It's really downtuned, to the degree that it's actually fun to play with the equalizer to see if we can actually make it any deeper through software. It could be described as the musical equivalent of getting stuck in a swamp but kind of enjoying the experience rather than climbing out. The lead vocalist, Louis, growls so low that there's almost a warmth to it. The band play along with him except for wild moments of vibrancy, like towards the end of Brûle when he lets out a tortured cry and a guitar solo erupts from it like some demon escaping its mortal prison.
This is an interesting sound because it's not what I tend to expect from the doom/death genre. Mostly Paladin feel like a death metal band to me (they cite Autopsy as a key influence and there's some early Possessed in here too) and they certainly play fast for doom/death but the doom is in the tone. Saint-Barthélémy feels like a death metal song, for example, until the guitar leaps out to layer a melancholy tone over it. Louis lets out another tortured cry in this song too and I adored it as much as I did in Brûle.
Paysans impies, on the other hand, develops in the opposite direction, with an early doom metal tempo that speeds up to finds a death metal vibe, though it refuses to stay fast and it mires down gloriously during the guitar solo. While I enjoyed the musicianship in the traditional sense of what notes were played and in what order, this worked for me more like a tactile experience. I had this on at work but I still found myself closing my eyes so as to feel the weight of the music in my hands.
The last album I remember feeling so tangible was by Beyond All Temples and Myths by a French gothic metal band, Winds of Sirius, and that was a couple of decades ago. It also hasn't been remembered well, except by me, and I do wonder if this will play out the same way. Will I be raving about Paladin in reviews of other bands in 2039 to the confused recollections of many who let it flow right past them as nothing special?

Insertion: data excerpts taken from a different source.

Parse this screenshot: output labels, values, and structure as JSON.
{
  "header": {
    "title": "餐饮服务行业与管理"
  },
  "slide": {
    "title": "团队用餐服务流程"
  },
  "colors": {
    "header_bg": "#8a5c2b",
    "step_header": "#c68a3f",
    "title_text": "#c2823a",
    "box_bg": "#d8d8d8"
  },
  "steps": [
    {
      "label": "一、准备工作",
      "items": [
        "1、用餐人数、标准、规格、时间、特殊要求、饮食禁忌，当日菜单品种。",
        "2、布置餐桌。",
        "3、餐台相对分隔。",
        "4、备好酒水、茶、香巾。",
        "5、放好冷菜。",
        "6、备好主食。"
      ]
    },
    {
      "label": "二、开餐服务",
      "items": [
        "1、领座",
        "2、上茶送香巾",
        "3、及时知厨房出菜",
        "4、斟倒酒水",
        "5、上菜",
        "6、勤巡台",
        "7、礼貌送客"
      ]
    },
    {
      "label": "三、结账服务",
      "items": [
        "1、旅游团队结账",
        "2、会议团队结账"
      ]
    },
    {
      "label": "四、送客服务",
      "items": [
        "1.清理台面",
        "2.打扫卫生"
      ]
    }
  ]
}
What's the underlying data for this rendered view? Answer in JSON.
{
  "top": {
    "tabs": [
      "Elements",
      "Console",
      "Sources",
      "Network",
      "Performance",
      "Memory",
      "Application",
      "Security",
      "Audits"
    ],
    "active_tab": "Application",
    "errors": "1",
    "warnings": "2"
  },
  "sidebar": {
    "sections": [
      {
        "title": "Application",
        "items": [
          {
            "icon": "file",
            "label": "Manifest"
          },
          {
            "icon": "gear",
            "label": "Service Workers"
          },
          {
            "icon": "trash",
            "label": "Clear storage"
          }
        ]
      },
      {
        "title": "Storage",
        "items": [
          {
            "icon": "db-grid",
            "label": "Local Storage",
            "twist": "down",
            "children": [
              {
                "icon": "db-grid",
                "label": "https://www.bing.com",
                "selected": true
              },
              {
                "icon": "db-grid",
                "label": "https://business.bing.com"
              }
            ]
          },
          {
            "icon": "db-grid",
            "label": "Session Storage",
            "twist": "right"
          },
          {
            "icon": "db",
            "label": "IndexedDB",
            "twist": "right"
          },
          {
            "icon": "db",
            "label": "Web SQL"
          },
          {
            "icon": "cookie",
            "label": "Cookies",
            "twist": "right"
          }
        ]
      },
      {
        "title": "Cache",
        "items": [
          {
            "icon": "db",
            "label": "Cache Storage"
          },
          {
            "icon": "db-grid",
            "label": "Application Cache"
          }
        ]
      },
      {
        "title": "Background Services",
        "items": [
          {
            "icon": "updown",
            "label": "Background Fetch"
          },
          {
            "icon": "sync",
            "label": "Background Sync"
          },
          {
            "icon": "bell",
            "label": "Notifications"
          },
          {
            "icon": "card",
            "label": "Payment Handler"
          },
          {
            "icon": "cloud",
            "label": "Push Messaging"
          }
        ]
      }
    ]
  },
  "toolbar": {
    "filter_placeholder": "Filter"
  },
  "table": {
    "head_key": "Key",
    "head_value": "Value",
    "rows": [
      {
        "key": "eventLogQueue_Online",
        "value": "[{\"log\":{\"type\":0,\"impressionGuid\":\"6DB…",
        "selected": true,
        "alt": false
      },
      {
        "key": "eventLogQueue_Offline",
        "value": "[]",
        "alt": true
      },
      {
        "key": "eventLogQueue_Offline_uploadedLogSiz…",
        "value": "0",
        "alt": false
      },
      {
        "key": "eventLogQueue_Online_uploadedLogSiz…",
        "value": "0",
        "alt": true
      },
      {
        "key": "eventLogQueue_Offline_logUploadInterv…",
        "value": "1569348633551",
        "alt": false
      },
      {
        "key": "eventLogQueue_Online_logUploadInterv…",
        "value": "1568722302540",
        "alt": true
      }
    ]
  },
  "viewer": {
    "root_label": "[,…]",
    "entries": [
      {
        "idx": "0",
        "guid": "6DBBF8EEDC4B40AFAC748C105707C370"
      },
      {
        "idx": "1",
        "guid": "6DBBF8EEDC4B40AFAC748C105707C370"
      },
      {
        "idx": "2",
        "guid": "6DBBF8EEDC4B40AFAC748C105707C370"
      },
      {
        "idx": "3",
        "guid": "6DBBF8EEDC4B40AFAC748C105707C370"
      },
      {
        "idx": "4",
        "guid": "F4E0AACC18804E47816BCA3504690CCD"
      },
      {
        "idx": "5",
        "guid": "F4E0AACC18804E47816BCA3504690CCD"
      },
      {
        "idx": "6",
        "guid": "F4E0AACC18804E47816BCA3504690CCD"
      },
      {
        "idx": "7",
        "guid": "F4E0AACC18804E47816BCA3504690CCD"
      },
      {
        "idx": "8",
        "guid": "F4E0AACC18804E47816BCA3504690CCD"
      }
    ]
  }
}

I don't think either of these bands are doing anything technical to warrant specific praise. They aren't the best musicians and they don't have the best production. However, they achieve something with their tone that affects me deep inside. Winds of Sirius employed much wider dynamics but the result is similar. It's all mood and texture and weight and feel.
I'd love to hear what others think of this. Passion mortifère runs too long and its solo is right out there on the edge, but it just feels exquisite to me. It might not to you. You might not hear anything special in the tortured cries that Louis occasionally comes back to (and there are more than one in Diablerie!) but they play perfectly to me. I'm not sure what emotion he has in mind for the audience to hear, but they're like a happy place for me.
The biggest problem I found with this album is that a few songs just ended on me. L'ordre suprême and Paysans impies come quickly to mind as examples. They both felt like they needed something extra to wrap them up and the band had no idea what that could be. Passion mortifère does the same thing, as if the band didn't know where to go next, so just kept on doing what they were doing until they weren't doing it any more.
While I have to stay with a 7/10 rating, this is likely to be one of my very favourite albums of 2019 for no better reason than I feel it. I adore those tortured cries, I adore the galloping drums in Purification du mal, I adore the wild, almost out of control solos. And I adore that I feel it as much as I hear it.